Meta, the company formally known as Facebook, has had a hard year. After its pivot to the metaverse, its stock price dropped as much as 60 percent. To help calm investor sentiment, founder and CEO Mark Zuckerberg has said that they are focusing on efficiency. The announcement was quickly followed by mass layoffs of around 12 percent of the company’s workforce. Now they are going forward with another round of layoffs for 10,000 employees and have taken down around 5,000 new job listings.
These layoffs are bad news for the office industry, since Meta and the other companies in the tech pantheon used to account for more new office leases than any other industry. But in this gloomy announcement, there might be a hidden silver lining. Another change that Meta has made in its push for efficiency is to ask that more workers return to the office. Zuckerberg was rather subdued in his remarks on the subject, saying that workers should, “find more opportunities to work with your colleagues in-person.” But the timing of the comment might give employees pause when thinking about working from home.
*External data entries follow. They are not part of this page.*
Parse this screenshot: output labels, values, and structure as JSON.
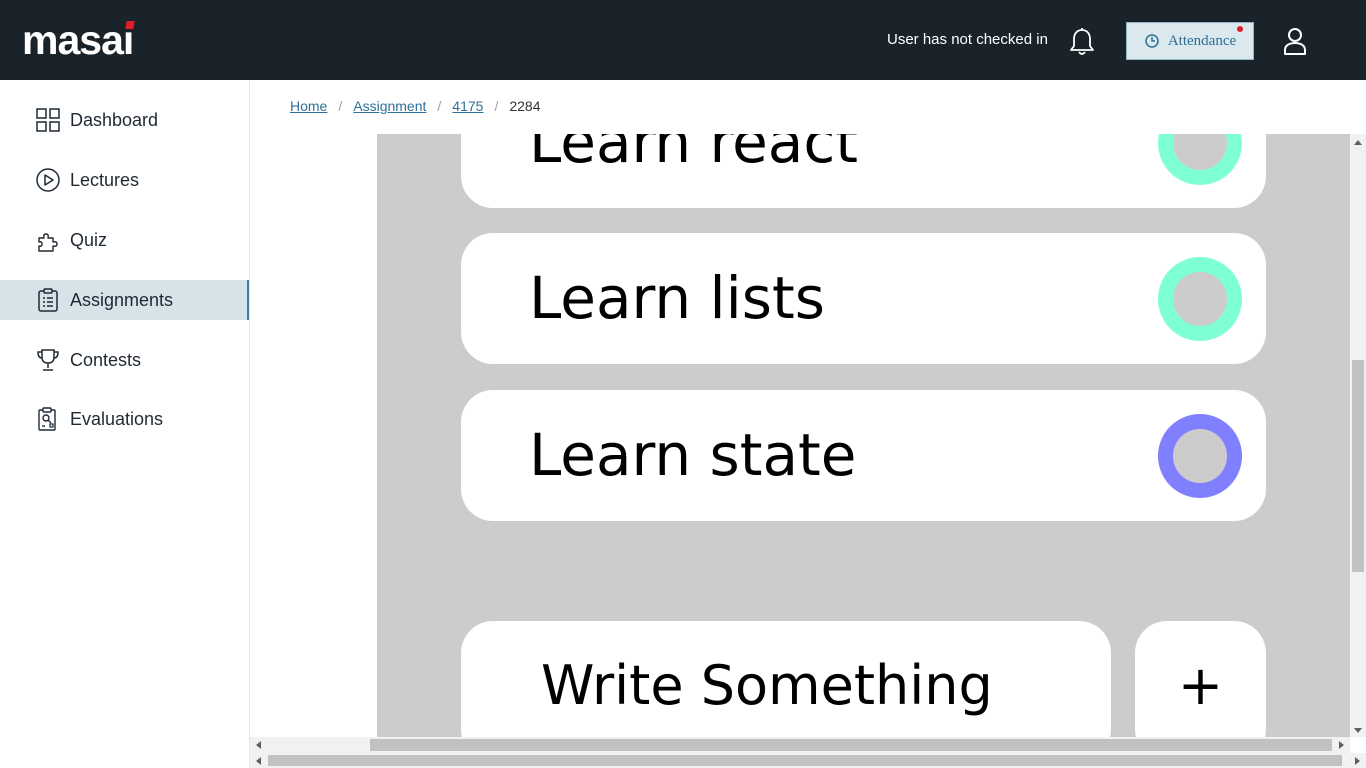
{
  "header": {
    "logo_text": "masai",
    "status_text": "User has not checked in",
    "attendance_label": "Attendance",
    "icons": [
      "bell-icon",
      "attendance-icon",
      "user-icon"
    ]
  },
  "sidebar": {
    "items": [
      {
        "label": "Dashboard",
        "icon": "grid-icon"
      },
      {
        "label": "Lectures",
        "icon": "play-circle-icon"
      },
      {
        "label": "Quiz",
        "icon": "puzzle-icon"
      },
      {
        "label": "Assignments",
        "icon": "clipboard-icon",
        "active": true
      },
      {
        "label": "Contests",
        "icon": "trophy-icon"
      },
      {
        "label": "Evaluations",
        "icon": "evaluation-icon"
      }
    ]
  },
  "breadcrumb": {
    "items": [
      "Home",
      "Assignment",
      "4175",
      "2284"
    ]
  },
  "frame": {
    "todos": [
      {
        "text": "Learn react",
        "status_color": "#7fffd4"
      },
      {
        "text": "Learn lists",
        "status_color": "#7fffd4"
      },
      {
        "text": "Learn state",
        "status_color": "#8080ff"
      }
    ],
    "input_placeholder": "Write Something",
    "add_button_label": "+"
  },
  "colors": {
    "topbar": "#1b232a",
    "accent": "#2e7198",
    "active_nav": "#d6e3e8",
    "frame_bg": "#cccccc"
  }
}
Work from home has proven to be effective for many roles, at least when looking at sheer productivity. But it is hard not to admit that not sharing a physical office does limit the social bonds created by employees. One repercussion is that remote workers, whether it is warranted or not, might be easier to fire. In a turbulent economy, this fact might supersede all of the other positive aspects of remote work and could be a deciding factor to how much, if at all, an employee chooses to come into the office in-person. When polled, workers consistently say that they would rather work from home than commute to an office, but that answer might change if they knew that working from home could ultimately put them out of a job.